In Re Albori
Before: Spence
SPENCE, J., pro tem.
Petitioner, an inmate of the state prison at San Quentin, seeks his release on
habeas corpus.
The facts are not in dispute. No return to the writ was filed herein, but it was stipulated upon the hearing “that the allegations of fact set forth in the petition are true; that the petition may stand as a return to the writ and also as a traverse thereto”. It appears that petitioner was convicted on two charges of assault with a deadly weapon. For each of said offenses he was sentenced to be confined in the state prison at San Quentin for the term prescribed by law and he was thereafter received at said prison on April 20, 1929. On October 28, 1931, the board of prison terms and paroles fixed petitioner’s term of imprisonment on said two sentences at seven years each, the terms to run consecutively. Said board also made its order granting petitioner five years on parole. Petitioner has been continuously confined in the state prison since being received there on April 20, 1929, and has been allowed full time credits during his confinement by resolutions duly adopted by the board upon recommendation of the warden.

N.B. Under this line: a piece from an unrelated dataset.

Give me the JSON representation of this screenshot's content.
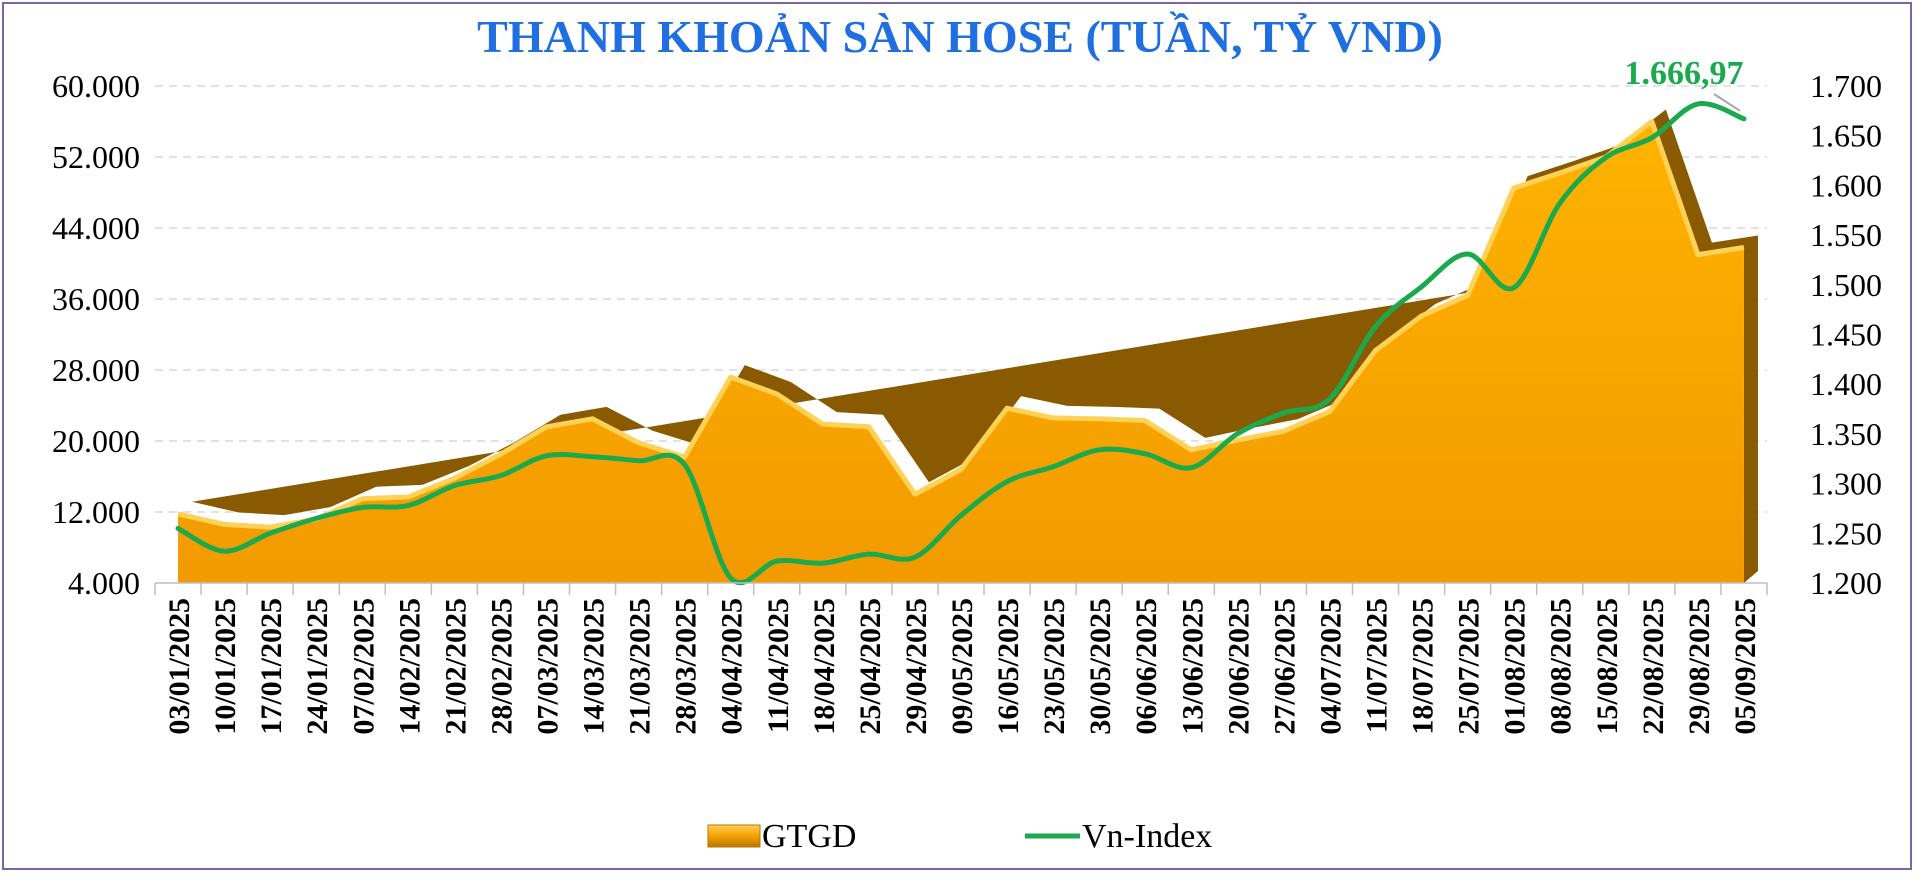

This proceeding has arisen by reason of a difference of opinion as to the manner of computing the time credits to which petitioner is entitled. The parties seek the opinion of this court as to whether said credits “are to be calculated under the statute in force at the time of his conviction or should be calculated under the statute now in force”. Section 1168 of the Penal Code, which now provides for such time credits, has been amended twice since petitioner entered the prison, but subdivision 6 thereof provides, “The provisions of this section are to apply to all prisoners now serving sentences in the state prison.” We believe it clear that petitioner’s time credits are to be calculated under the provisions of said section as amended. (See
In re Kepford,
217 Cal. 538 [20 Pac. (2d) 333].)
[36]
The further question has arisen as to whether under said section such time credits should he computed on a single “term of confinement” of fourteen years or upon two separate “terms” of seven years each. The parties seem to be agreed upon the proposition that if the computation is to be made upon the first basis, then petitioner was entitled to his release upon parole on February 20, 1933, while if the computation is to be made upon the second basis, he will not be entitled to such release until October 20, 1933. The difference in these computations can best be explained in figures. Under section 1168 of the Penal Code, a full allowance of time credits on a fourteen-year term amounts to five years and two months, leaving eight years and ten months to be served. Deducting from said period of eight years and ten months, the five-year period of parole allowed by the board, a period of three years and ten months remains. Petitioner had served three years and ten months on February 20, 1933. On the other hand, a full allowance of time credits on a seven-year term amounts to two years and three months. If petitioner’s time credits are computed on each of the two seven-year terms independently and said credits are added, then the full allowance of time credits amounts to four years and six months, leaving nine years and six months to be served. Deducting from said period of nine years and six months, the five-year period of parole allowed by the board, a period of four years and six months remains. Petitioner will not have served four years and six months until October 20, 1933.